Unfortunately, as nurses we can not just keep saying 'give us more staff'. We need to be able to reasonably discuss with management how they can save money by making sure they are not paying me to toilet my patients, to insert foley catheters, to answer call lights, and to turn people. They should be paying me to assess, plan, implement, and evaluate. Whatever can be done by an aide, should be done by an aide, what can be done by RT, should be done by RT. Nursing is THE most expensive cost in a hospital, and we should be utilized to our fullest potential. I am not saying that nurses should refuse to ever toilet a patient, but that we need to recognize that there is a better way to use our resources.

Specializes in ER.

I personally scoff at the notion of productivity in a vacuum. I have a previous career as a paralegal behind me and I can tell you I never ran and ran like I do as a nurse. Yet, they look at productivity costs without considering recruiting and training costs for the constant turnover.

Specializes in Psych, Corrections, Med-Surg, Ambulatory.

What is "downtime"? The last place I worked always had little educational projects and other nonsense to do during "downtime". Problem is, they never staffed for "downtime". They staffed for "running around like a fiend all day playing beat-the-clock". I was happy just to get a lunch break. Downtime? That word still makes my blood pressure rise.

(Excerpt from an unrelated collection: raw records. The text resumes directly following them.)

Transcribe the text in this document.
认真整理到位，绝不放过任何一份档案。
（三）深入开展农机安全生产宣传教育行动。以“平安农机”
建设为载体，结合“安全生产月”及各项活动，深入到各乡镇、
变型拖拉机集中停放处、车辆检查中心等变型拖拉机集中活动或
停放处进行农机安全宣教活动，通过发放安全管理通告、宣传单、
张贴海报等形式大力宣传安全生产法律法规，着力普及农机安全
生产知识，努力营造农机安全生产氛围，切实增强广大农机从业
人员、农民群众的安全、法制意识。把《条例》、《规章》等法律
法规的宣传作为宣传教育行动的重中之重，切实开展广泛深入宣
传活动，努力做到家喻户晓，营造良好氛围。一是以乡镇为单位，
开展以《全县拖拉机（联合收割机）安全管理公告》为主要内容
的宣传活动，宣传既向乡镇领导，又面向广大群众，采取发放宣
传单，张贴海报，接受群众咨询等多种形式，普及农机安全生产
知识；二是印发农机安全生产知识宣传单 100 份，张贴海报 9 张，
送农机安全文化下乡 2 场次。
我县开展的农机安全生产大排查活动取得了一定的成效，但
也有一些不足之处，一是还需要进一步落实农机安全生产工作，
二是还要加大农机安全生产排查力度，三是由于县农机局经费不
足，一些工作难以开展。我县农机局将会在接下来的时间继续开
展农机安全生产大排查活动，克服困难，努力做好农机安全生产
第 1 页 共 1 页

Specializes in Med Surg, Specialty.

My favorite manager quote was: "I can't justify paying for more staff when you all have so much overtime!"

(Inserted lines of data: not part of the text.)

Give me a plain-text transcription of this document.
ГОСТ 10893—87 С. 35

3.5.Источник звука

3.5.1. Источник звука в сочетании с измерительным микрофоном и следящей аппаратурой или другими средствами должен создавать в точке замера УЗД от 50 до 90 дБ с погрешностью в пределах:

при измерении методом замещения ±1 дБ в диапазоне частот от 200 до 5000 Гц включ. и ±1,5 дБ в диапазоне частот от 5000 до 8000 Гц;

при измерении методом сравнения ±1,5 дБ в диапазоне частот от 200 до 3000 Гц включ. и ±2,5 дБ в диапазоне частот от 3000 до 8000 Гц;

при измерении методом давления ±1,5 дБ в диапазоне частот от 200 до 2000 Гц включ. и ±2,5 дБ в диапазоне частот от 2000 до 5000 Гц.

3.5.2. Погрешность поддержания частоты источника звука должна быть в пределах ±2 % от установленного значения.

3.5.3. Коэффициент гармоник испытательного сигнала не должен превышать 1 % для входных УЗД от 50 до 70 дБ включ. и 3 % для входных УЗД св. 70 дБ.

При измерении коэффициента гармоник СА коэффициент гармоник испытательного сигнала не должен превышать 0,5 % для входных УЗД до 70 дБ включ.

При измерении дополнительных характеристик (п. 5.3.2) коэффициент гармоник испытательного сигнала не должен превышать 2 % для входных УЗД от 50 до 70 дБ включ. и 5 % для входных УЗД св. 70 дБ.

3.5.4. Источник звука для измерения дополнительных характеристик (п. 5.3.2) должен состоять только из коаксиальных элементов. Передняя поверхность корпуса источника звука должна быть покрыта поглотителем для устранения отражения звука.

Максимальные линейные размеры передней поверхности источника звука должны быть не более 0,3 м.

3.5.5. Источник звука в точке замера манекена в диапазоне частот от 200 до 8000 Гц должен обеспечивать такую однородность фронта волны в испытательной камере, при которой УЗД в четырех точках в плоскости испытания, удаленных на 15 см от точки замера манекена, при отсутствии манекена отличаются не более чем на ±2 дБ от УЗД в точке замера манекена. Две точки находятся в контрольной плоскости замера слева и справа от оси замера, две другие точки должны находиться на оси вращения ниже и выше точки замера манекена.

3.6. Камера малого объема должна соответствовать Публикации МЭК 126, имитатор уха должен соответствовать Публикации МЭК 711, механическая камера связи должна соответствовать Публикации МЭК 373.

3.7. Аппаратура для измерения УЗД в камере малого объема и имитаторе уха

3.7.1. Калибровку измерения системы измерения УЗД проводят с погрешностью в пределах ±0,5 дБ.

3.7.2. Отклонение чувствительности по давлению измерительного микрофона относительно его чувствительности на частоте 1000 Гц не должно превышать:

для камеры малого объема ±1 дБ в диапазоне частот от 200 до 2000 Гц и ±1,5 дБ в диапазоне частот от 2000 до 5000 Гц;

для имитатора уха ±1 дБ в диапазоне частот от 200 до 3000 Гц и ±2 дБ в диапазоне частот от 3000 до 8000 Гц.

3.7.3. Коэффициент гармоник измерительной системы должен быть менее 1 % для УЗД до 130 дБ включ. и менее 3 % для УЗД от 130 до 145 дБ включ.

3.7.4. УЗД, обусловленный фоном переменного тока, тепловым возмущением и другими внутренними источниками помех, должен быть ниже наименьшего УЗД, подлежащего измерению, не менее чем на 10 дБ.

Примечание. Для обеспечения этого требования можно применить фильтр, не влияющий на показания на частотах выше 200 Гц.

Great points have already been brought up - people cut corners to get by when understaffed. I agree that people should be having the work ethic to spend any extra time on improving safety and not cutting corners anymore. It has been very rare for me to see nurses sitting around doing nothing. And as was brought up before, having nurses pushed to the limit is not good for productivity as it increases burnout and turnover, and ups the safety risk when there is an emergency. The research shows over and over that nurse patient ratios are critical in mortality rate.

But there is no proper acuity tool out there that can really assess the 'human' factor, as that can change even hourly for patients. My second favorite manager quote is "Our new acuity tool showed that there needs to be more staff per shift, so we are changing the acuity tool" (these are true quotes!)

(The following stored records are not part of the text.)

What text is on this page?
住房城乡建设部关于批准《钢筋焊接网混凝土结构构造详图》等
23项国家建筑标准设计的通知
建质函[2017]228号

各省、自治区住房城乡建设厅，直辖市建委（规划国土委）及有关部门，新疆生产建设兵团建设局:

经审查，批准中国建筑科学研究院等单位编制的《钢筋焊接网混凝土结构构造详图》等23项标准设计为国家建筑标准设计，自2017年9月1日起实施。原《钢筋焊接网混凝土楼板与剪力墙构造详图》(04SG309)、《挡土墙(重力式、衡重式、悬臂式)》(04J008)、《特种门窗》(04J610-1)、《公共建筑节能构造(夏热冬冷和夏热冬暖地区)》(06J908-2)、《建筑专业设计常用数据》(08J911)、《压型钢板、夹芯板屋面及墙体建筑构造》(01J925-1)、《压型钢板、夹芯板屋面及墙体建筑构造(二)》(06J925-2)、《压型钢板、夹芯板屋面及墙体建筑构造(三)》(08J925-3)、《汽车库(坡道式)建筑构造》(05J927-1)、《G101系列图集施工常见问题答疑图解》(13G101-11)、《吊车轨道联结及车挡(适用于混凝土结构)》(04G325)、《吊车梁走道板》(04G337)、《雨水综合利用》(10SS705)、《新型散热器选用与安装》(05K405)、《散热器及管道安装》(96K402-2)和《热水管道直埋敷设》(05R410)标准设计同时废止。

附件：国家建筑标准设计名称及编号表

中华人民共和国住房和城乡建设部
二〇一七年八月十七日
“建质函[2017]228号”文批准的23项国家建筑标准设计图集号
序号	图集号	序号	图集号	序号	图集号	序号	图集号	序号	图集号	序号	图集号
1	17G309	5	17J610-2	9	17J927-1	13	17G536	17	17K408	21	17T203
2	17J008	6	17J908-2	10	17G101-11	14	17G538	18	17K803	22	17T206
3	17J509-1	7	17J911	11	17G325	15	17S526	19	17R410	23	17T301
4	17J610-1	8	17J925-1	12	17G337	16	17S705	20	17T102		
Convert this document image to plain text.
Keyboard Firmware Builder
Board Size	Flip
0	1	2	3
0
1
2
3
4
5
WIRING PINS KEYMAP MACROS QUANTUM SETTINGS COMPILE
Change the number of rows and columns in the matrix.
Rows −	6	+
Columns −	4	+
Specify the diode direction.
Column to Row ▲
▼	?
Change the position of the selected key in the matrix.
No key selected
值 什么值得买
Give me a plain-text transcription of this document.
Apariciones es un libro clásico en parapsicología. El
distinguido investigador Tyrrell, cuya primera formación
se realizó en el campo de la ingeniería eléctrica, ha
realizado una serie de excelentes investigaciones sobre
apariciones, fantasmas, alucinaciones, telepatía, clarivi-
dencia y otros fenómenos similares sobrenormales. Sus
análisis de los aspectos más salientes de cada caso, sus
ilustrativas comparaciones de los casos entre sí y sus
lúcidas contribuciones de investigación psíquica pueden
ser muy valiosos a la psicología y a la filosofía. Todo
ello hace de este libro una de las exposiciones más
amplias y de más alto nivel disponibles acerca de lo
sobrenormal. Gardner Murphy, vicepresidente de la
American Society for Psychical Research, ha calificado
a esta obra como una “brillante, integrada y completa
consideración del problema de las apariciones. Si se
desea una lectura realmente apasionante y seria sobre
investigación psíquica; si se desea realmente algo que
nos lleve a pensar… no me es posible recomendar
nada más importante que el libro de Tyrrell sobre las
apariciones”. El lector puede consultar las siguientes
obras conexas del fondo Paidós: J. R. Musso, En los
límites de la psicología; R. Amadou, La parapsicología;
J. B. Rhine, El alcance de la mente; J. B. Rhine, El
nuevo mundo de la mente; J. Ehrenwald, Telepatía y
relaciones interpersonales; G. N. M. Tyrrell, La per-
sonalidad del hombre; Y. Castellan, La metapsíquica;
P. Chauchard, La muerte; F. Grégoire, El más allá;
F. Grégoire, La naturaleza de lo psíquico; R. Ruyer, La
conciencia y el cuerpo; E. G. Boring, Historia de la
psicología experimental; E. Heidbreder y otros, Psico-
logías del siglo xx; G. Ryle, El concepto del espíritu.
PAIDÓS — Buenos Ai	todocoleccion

That is why I advocate for California style CNA/NNOC staffing, because at least that gives some legal ceiling on the number of patients. I never did feel safe when I had 12 patients myself, such as when another nurse was going to lunch.

I've been at hospitals where they tried different tactics such as a resource nurse, or a nurse that goes to each floor and asks what they can do to help, such as a dressing change here or there. But I have found with this method, time is wasted checking for what I can delegate, and explaining what to do. What really helps me far, far more, is having an admissions nurse. Admits that I have to do really mess up my whole shift - they come up in pain and have nothing ordered, and lots of questions, and I have to ask them a million questions myself before I can get them anything, and I'm constantly being interrupted by my other patients needing things. Its demoralizing to not being able to make them comfortable quickly because I'm always being pulled in so many directions, and an admit needs a good solid chunk of time to be able to set up properly.

The other critical thing is a strong charge nurse who knows the patients on the floor well and knows nurse strengths and weaknesses well, so they can properly distribute the patient load.

While there is no perfect solution out there, I think many places yearn for change.